Memories form around details the way a pearl forms around a grain of sand, and in this commemoration of an anniversary, Cecilia Woloch reaches back to grasp a few details that promise to bring a cherished memory forward, and succeeds in doing so. The poet lives and teaches in southern California.
Anniversary
Didn't I stand there once,
white-knuckled, gripping the just-lit taper,
swearing I'd never go back?
And hadn't you kissed the rain from my mouth?
And weren't we gentle and awed and afraid,
knowing we'd stepped from the room of desire
into the further room of love?
And wasn't it sacred, the sweetness
we licked from each other's hands?
And were we not lovely, then, were we not
as lovely as thunder, and damp grass, and flame?
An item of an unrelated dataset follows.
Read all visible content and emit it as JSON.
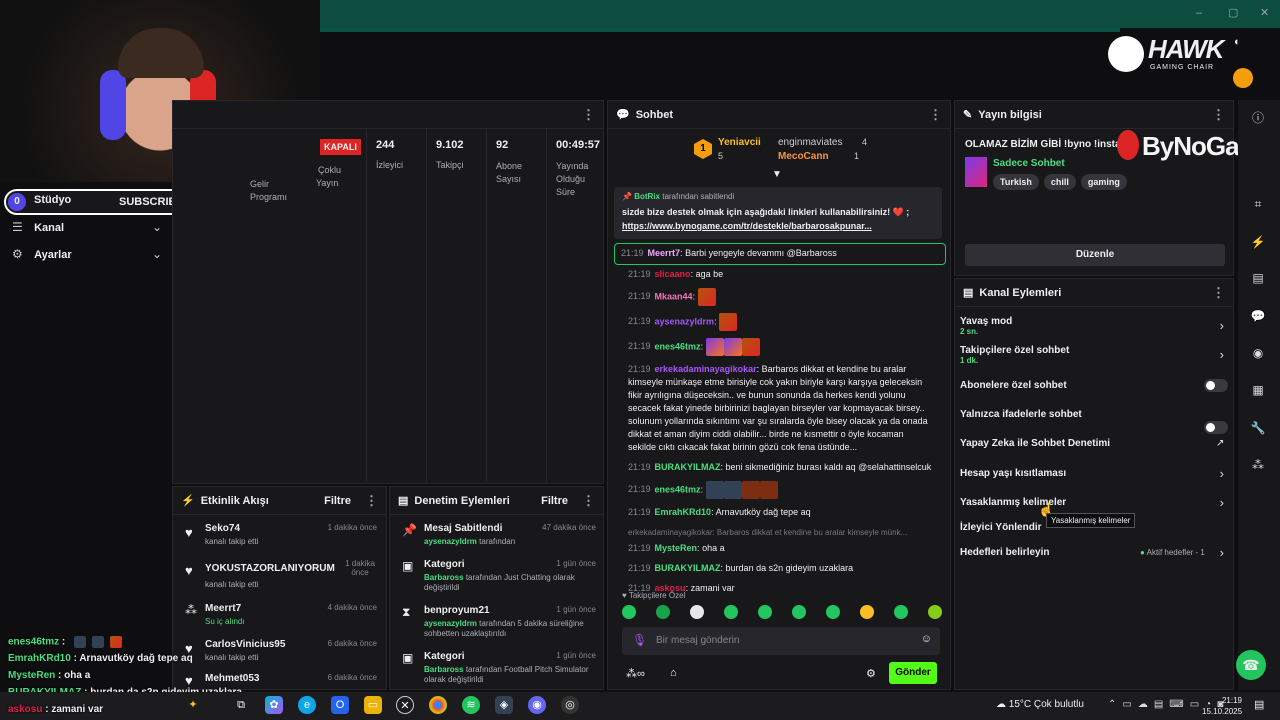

American Life in Poetry is made possible by The Poetry Foundation (www.poetryfoundation.org), publisher of Poetry magazine. It is also supported by the Department of English at the University of Nebraska-Lincoln. Poem copyright (c) 2008 by Cecilia Woloch. Reprinted from "Narcissus," by Cecilia Woloch, Tupelo Press, Dorset, VT, 2008, by permission of Cecilia Woloch. Introduction copyright (c) 2009 by The Poetry Foundation. The introduction's author, Ted Kooser, served as United States Poet Laureate Consultant in Poetry to the Library of Congress from 2004-2006.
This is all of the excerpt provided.